I fatti però ci dicono che si rientra a scuola con più contagiati rispetto a quando si decise di sospenderla. Il che conferma da un lato la tesi secondo cui la frequenza scolastica non incide sulla curva dei contagi e dall'altra svela che le reali motivazioni di tale sospensione furono altre, in parte indicate dallo stesso sindaco, laddove affermava che la sospensione consentiva a "fare in modo che l’Asp completi lo screening, allinei i dati di contagi e classi in quarantena". Per dirla tutta, rispetto ad altri paesi del nisseno, a Gela non si chiudeva la scuola dell’obbligo, perché la città con più contagiati in provincia, ma perché l'Asp aveva perso il filo nei tracciamenti relativi alle scuole ed aveva bisogno di una decina di giorni per sistemare tutto sul piano organizzativo.
A suonare l'allarme, infatti, fu il balzo notevole da 9 a 24 classi in quarantena, nel giro di sole 24 ore. Insomma, mentre lo dice a denti stretti, quasi sussurrando per non farsi sentire, Greco evita di puntare il dito verso l'asp nissena, su cui ha messo il cappello in tutta la provincia il deputato regionale del collegio, responsabile provinciale di un partito che a Gela, per l'appunto, è alleato di governo. E proprio su quella delega alla sanità, che si basa il patto elettorale tra l'onorevole ed il sindaco.

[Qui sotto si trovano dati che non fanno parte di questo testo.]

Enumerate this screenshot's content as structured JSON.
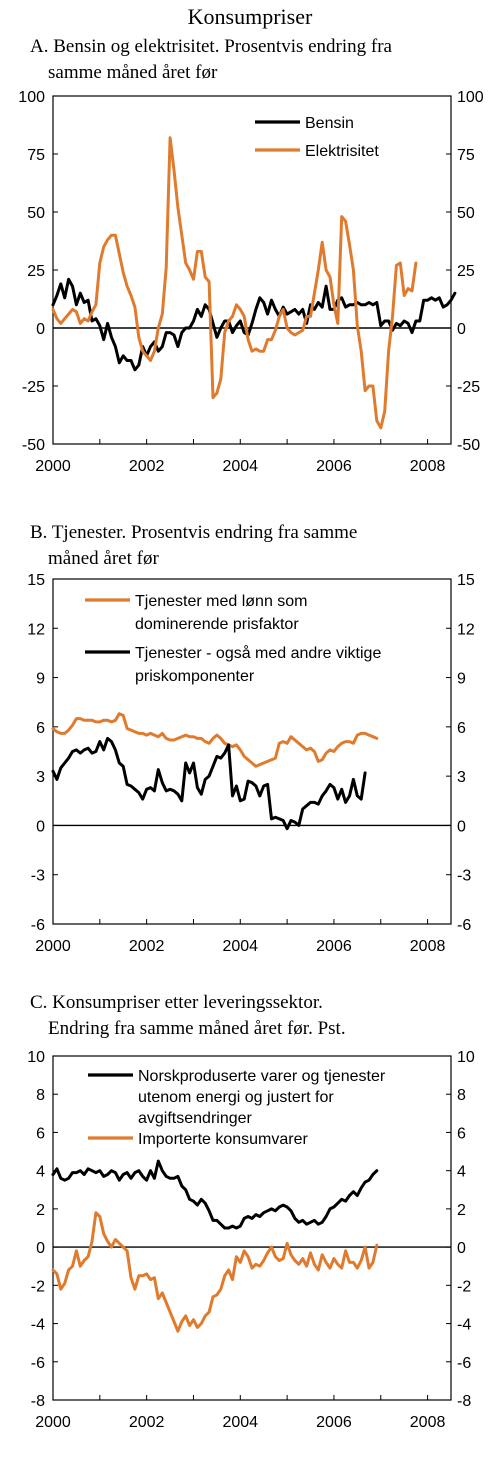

Del resto, pur cambiando il contesto e le motivazioni, la matrice che condiziona le scelte rimane la stessa, vale a dire la natura politica. Balzando a Roma, infatti, tra le misure che saranno ufficializzate dal presidente del consiglio Conte, ci sarebbe anche quella del ritorno alla didattica in presenza anche per la scuola secondaria di secondo grado.
Un ritorno per soli 7 giorni perché poi ci sono le vacanze natalizie. Senza girarci troppo intorno, si tratta di accontentare il ministro Azzolina, fortemente contrariata sulla chiusura delle scuola secondaria di secondo grado, molto delusa e per questo datasi alla latitanza da allora, con un pezzo numeroso di parlamentari che la sostengono a spada tratta. In definitiva le scuole non andavano chiuse, ma se questo proprio non poteva essere evitato, rientrare a ridosso delle vacanze natalizie rasenta la schizofrenia. Ma si sa. La politica è una cosa, il buon senso un’altra cosa.